As investigators questioned Kelly, Matthews said, his story changed a number of times as to where he was and what he was doing the night of Rabon’s death. Kelly requested his lawyer before the Sheriff’s Office charged him with murder, kidnapping and first-degree criminal sexual conduct.
“You think about your own wife and your own daughter when you see these things,” Matthews said. “Seeing her body out there, a young girl in the condition that it was in, it immediately elicits the emotion of anger.”
But Matthews said nobody won with Kelly’s arrest.
Following the announcement of her death, Matthews said the outpouring from the community was unrivaled for both the Kelly and Rabon families.
“ Stephen’s little brother was killed in an ATV accident shortly before this happened,” Matthews said. “So now the Kelly family has lost one son, and now they are going to lose the other son.
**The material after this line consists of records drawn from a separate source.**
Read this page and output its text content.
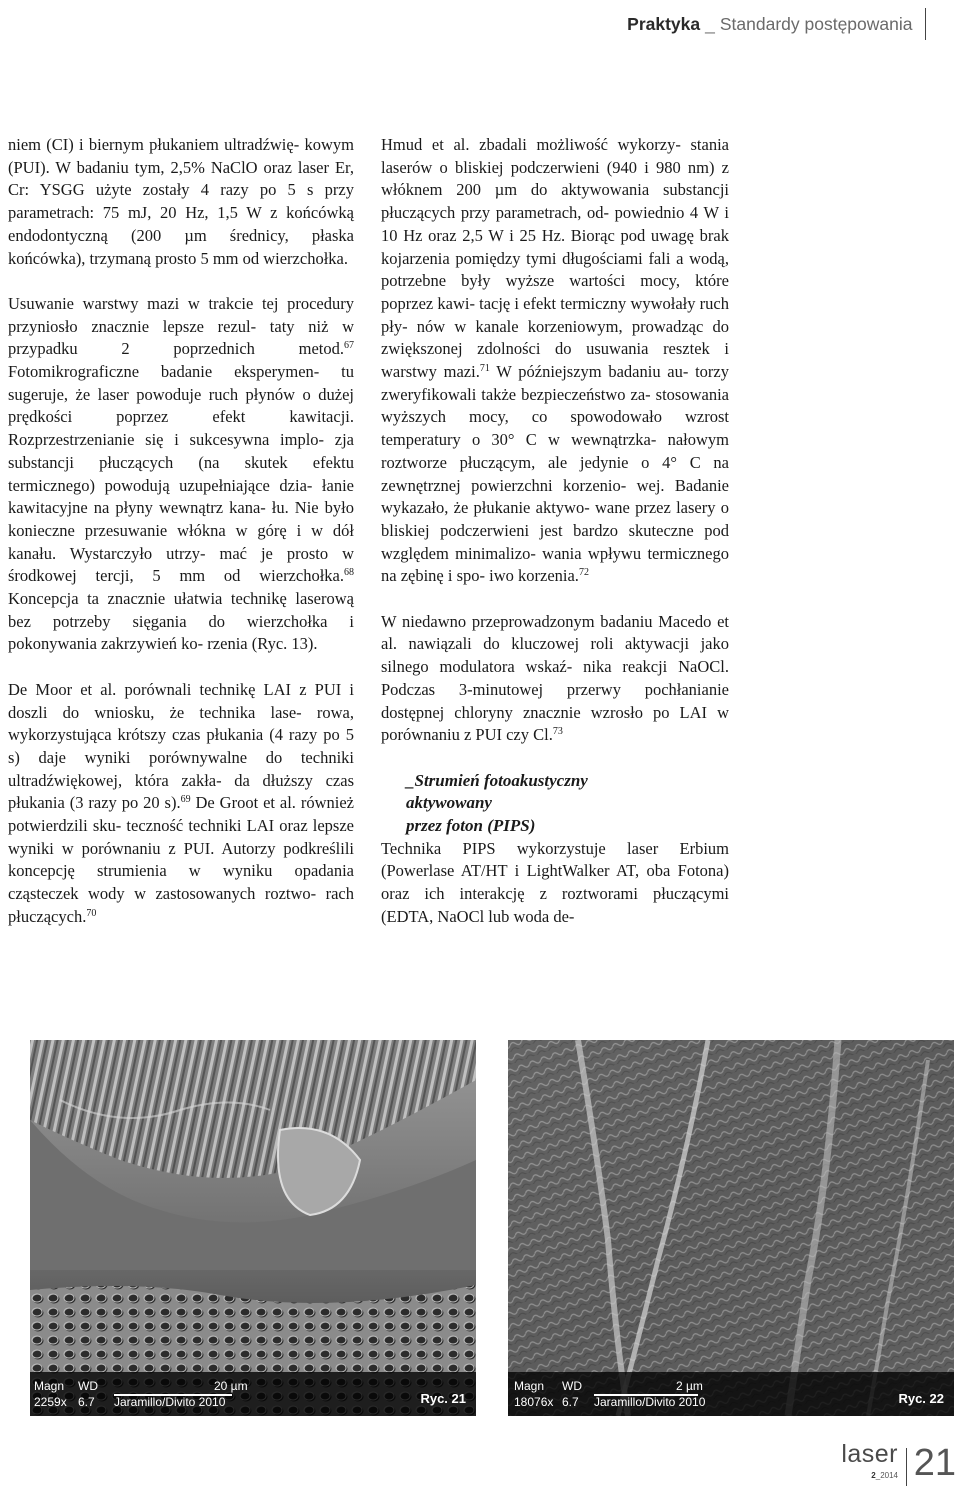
Praktyka _ Standardy postępowania

niem (CI) i biernym płukaniem ultradźwię- kowym (PUI). W badaniu tym, 2,5% NaClO oraz laser Er, Cr: YSGG użyte zostały 4 razy po 5 s przy parametrach: 75 mJ, 20 Hz, 1,5 W z końcówką endodontyczną (200 µm średnicy, płaska końcówka), trzymaną prosto 5 mm od wierzchołka.

Usuwanie warstwy mazi w trakcie tej procedury przyniosło znacznie lepsze rezul- taty niż w przypadku 2 poprzednich metod.$^{67}$ Fotomikrograficzne badanie eksperymen- tu sugeruje, że laser powoduje ruch płynów o dużej prędkości poprzez efekt kawitacji. Rozprzestrzenianie się i sukcesywna implo- zja substancji płuczących (na skutek efektu termicznego) powodują uzupełniające dzia- łanie kawitacyjne na płyny wewnątrz kana- łu. Nie było konieczne przesuwanie włókna w górę i w dół kanału. Wystarczyło utrzy- mać je prosto w środkowej tercji, 5 mm od wierzchołka.$^{68}$ Koncepcja ta znacznie ułatwia technikę laserową bez potrzeby sięgania do wierzchołka i pokonywania zakrzywień ko- rzenia (Ryc. 13).

De Moor et al. porównali technikę LAI z PUI i doszli do wniosku, że technika lase- rowa, wykorzystująca krótszy czas płukania (4 razy po 5 s) daje wyniki porównywalne do techniki ultradźwiękowej, która zakła- da dłuższy czas płukania (3 razy po 20 s).$^{69}$ De Groot et al. również potwierdzili sku- teczność techniki LAI oraz lepsze wyniki w porównaniu z PUI. Autorzy podkreślili koncepcję strumienia w wyniku opadania cząsteczek wody w zastosowanych roztwo- rach płuczących.$^{70}$

Hmud et al. zbadali możliwość wykorzy- stania laserów o bliskiej podczerwieni (940 i 980 nm) z włóknem 200 µm do aktywowania substancji płuczących przy parametrach, od- powiednio 4 W i 10 Hz oraz 2,5 W i 25 Hz. Biorąc pod uwagę brak kojarzenia pomiędzy tymi długościami fali a wodą, potrzebne były wyższe wartości mocy, które poprzez kawi- tację i efekt termiczny wywołały ruch pły- nów w kanale korzeniowym, prowadząc do zwiększonej zdolności do usuwania resztek i warstwy mazi.$^{71}$ W późniejszym badaniu au- torzy zweryfikowali także bezpieczeństwo za- stosowania wyższych mocy, co spowodowało wzrost temperatury o 30° C w wewnątrzka- nałowym roztworze płuczącym, ale jedynie o 4° C na zewnętrznej powierzchni korzenio- wej. Badanie wykazało, że płukanie aktywo- wane przez lasery o bliskiej podczerwieni jest bardzo skuteczne pod względem minimalizo- wania wpływu termicznego na zębinę i spo- iwo korzenia.$^{72}$

W niedawno przeprowadzonym badaniu Macedo et al. nawiązali do kluczowej roli aktywacji jako silnego modulatora wskaź- nika reakcji NaOCl. Podczas 3-minutowej przerwy pochłanianie dostępnej chloryny znacznie wzrosło po LAI w porównaniu z PUI czy Cl.$^{73}$

_Strumień fotoakustyczny
aktywowany
przez foton (PIPS)

Technika PIPS wykorzystuje laser Erbium (Powerlase AT/HT i LightWalker AT, oba Fotona) oraz ich interakcję z roztworami płuczącymi (EDTA, NaOCl lub woda de-

Magn
2259x
WD
6.7
20 µm
Jaramillo/Divito 2010	Ryc. 21
Magn
18076x
WD
6.7
2 µm
Jaramillo/Divito 2010	Ryc. 22
laser
2_2014 21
It was an overall bad situation all the way around.”
Matthews said one of his friends who is a chaplain for the University of South Carolina football team presided over a Fellowship of Christian Athletes service at Lugoff-Elgin High School that was scheduled prior to Rabon’s death.
“At the end of the service he told me he has never seen such a response from young people than what he saw on that night,” Matthews said.
Although the community showed support for Rabon’s loved ones, Locke said there is nothing that can be done to truly honor the life of her friend. Locke said she still has nightmares about Rabon and has taken a semester off from school to get back on track following the news of Rabon’s death. She still finds herself driving around, just as they used to, talking to her friend, apologizing.
“Sometimes I get to a sad place and regret going to soccer that day, and I apologize I wasn’t there with her,” Locke said. “Then there are those happy times, and that is when I put my ‘bug’s’ top down, blast our favorite songs and go to Marble Slab.”